Bamboo can be utilized as a building material as for scaffolding, bridges and houses. Bamboo, like true wood, is a natural composite material with a high strength-to-weight ratio useful for structures. Bamboo has a higher compressive strength than wood, brick or concrete and a tensile strength that rivals steel.

Bamboos are some of the fastest-growing plants in the world, due to a unique rhizome-dependent system. Certain species of bamboo can grow 35 inches/890 mm within a 24-hour period, at a rate of 0.00003 km/h (a growth of approximately 1 millimeter (or 0.02 inches) every 2 minutes).

In its natural form, bamboo as a construction material is traditionally associated with the cultures of South Asia, East Asia and the South Pacific, to some extent in Central and South America, and by extension in the aesthetic of Tiki culture. In China and India, bamboo was used to hold up simple suspension bridges, either by making cables of split bamboo or twisting whole culms of sufficiently pliable bamboo together. One such bridge in the area of Qian-Xian is referenced in writings dating back to 960 AD and may have stood since as far back as the third century BC, due largely to continuous maintenance.

Bamboo has also long been used as scaffolding; the practice has been banned in China for buildings over six stories, but is still in continuous use for skyscrapers in Hong Kong. In the Philippines, the nipa hut is a fairly typical example of the most basic sort of housing where bamboo is used; the walls are split and woven bamboo, and bamboo slats and poles may be used as its support.
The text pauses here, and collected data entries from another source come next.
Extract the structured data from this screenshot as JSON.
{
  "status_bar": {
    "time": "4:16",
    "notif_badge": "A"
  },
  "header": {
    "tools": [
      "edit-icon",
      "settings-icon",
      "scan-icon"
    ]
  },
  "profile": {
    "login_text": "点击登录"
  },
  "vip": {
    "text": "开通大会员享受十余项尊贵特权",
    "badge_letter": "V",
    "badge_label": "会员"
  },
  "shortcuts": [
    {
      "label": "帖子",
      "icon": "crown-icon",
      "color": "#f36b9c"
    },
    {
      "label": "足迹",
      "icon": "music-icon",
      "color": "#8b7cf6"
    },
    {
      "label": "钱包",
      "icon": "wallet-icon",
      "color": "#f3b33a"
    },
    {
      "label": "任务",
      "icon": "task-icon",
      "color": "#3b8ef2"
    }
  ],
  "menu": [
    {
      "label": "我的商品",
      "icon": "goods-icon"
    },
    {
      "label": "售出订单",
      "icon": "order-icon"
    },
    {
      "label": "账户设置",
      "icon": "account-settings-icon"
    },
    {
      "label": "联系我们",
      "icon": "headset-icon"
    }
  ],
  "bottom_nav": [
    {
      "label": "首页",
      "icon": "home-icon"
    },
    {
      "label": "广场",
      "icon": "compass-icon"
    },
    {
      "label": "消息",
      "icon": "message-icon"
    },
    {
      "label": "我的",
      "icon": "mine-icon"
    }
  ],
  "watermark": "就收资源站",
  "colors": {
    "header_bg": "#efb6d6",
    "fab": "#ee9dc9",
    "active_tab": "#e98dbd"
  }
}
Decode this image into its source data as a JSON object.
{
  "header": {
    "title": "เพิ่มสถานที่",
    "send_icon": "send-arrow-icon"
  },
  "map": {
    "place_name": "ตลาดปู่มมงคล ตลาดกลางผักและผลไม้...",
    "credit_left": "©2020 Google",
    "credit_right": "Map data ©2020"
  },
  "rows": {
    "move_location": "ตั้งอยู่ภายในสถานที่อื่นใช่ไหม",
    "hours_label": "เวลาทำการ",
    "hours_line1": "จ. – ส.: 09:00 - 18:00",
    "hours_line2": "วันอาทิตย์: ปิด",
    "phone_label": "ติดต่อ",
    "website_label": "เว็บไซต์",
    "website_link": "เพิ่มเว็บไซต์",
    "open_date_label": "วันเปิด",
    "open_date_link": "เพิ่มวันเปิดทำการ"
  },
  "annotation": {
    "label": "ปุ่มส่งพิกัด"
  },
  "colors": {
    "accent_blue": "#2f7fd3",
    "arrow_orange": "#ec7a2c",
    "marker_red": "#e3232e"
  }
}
In Japanese architecture, bamboo is used primarily as a supplemental and/or decorative element in buildings such as fencing, fountains, grates and gutters, largely due to the ready abundance of quality timber.

Various structural shapes may be made by training the bamboo to assume them as it grows. Squared sections of bamboo are created by compressing the growing stalk within a square form. Arches may similarly be created by forcing the bamboo's growth into the desired form, costing much less than it would to obtain the same shape with regular wood timber. More traditional forming methods, such as the application of heat and pressure, may also be used to curve or flatten the cut stalks.